Hey Folks! I have a use-case where I'd like to bac...
# ask-the-community
v
Hey Folks! I have a use-case where I'd like to backfill/rerun from middle of the workflow. A simple example:
Copy code
If I have one workflow(A) that has three sub workflows(X, Y, Z). 
- Y depends on X
- Z depends on Y

Essentially, X -> Y -> Z

Let's assume X, Y & Z were successful. However, subworkflow Y had generated bad data i.e. has bugs and needs to be re-run. 

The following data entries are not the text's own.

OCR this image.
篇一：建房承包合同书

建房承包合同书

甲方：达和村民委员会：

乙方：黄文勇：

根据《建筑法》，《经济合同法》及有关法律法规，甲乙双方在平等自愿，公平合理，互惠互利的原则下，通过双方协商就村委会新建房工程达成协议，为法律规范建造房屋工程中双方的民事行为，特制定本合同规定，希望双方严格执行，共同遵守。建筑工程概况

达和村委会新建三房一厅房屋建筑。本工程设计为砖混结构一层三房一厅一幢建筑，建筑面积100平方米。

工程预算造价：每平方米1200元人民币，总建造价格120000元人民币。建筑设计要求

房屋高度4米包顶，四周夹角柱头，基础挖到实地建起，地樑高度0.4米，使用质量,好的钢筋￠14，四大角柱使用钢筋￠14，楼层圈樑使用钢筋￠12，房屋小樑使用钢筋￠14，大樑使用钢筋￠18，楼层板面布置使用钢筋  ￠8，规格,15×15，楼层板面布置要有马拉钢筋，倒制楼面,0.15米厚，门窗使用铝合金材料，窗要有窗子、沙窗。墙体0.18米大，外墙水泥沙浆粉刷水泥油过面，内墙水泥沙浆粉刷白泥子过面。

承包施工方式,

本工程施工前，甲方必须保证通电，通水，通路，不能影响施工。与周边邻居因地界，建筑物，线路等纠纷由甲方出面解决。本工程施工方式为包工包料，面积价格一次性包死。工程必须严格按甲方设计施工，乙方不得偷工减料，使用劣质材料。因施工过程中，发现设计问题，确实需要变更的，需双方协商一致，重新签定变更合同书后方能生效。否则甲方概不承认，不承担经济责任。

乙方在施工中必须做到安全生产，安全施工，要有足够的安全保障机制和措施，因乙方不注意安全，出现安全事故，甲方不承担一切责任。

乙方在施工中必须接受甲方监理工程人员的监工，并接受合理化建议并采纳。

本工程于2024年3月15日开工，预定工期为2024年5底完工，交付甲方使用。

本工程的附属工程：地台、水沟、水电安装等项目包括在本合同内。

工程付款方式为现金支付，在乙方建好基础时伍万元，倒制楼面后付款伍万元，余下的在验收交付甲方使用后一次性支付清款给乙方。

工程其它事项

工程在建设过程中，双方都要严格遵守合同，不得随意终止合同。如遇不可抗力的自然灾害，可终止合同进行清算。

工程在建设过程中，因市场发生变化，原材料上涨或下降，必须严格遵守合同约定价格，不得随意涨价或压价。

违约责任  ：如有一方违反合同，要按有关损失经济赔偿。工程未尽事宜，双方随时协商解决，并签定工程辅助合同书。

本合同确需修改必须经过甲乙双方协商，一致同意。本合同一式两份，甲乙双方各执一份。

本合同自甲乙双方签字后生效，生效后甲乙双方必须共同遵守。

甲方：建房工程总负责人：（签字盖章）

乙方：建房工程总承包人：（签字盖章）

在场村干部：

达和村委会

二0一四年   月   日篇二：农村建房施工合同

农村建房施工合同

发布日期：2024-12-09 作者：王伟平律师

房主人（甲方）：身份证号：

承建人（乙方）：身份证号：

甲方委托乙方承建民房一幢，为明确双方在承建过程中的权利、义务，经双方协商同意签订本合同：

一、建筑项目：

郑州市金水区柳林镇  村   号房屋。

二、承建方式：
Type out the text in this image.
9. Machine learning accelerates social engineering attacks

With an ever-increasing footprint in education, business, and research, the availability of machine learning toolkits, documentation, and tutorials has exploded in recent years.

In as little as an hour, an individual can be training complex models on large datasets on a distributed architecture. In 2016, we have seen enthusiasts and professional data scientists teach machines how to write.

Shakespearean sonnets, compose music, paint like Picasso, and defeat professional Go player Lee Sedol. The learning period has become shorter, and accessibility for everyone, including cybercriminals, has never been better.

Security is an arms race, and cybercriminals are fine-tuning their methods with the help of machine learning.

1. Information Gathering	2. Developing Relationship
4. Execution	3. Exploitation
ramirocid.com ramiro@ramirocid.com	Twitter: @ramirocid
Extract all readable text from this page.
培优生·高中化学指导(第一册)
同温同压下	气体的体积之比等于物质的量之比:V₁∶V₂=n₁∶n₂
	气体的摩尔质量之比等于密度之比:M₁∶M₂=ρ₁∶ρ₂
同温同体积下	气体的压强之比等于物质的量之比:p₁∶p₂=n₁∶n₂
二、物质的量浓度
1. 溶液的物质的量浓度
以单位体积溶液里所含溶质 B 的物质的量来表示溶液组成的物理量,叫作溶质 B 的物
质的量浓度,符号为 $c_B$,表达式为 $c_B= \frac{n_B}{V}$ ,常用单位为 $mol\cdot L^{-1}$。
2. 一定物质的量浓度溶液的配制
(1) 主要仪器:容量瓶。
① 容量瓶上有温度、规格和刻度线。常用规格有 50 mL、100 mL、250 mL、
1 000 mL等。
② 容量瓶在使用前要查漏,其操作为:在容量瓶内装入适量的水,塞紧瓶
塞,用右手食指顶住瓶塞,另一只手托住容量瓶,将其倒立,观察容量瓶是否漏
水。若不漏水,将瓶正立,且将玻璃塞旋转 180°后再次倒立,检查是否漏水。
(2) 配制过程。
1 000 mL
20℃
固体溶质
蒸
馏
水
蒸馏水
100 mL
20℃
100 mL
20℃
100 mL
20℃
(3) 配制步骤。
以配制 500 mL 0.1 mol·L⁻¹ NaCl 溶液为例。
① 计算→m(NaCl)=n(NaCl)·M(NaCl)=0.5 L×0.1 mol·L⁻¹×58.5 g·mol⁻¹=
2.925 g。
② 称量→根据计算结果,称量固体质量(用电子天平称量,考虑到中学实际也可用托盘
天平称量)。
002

My goal is to re-run Y and it's downstreams i.e. want Z to pick up the latest partitions of Y.
This would be similar to
Clear Downstreams
option in Airflow. Does something like this exist in Flyte? I looked at recover, but this only seems to be for Failed tasks.
cc: @Andrés Gómez Ferrer
k
Did you use caching? If not then simply use reference workflows to construct one on the fly and run
Open up a jupyter notebook use remote.fetch_launchplan and then simply compose and register from jupyter off you go
v
Right, so I can potentially invalidate the cache and run it, but it's still quite a bit of manual work if you have 200+ tasks in a workflow and you want to run it from a task inbetween. Ideally, I'd like to avoid using jupyter notebook and want to find an alternative in a production setting, something similar to how airflow offers it with the click of a button?
k
This is a feature request
I guess you could run one task and (single task) and then run the entire workflow
This would cause running subsequent tasks
Automatically
v
ahh got it, thank you for the support! 🙂
k
Can you please come back and tell if it works, also I will try to reproduce just to ensure it works (it should) One problem I see is in ReRun task, does not automatically copy the inputs to the launch form 😞 - please file an issue
v
I guess you could run one task and (single task) and then run the entire workflow
For the above, you're hoping running a single task invalidates the subsequent tasks as well, right? And when I re-run the workflow, it should run all the downstreams as well?
k
Yup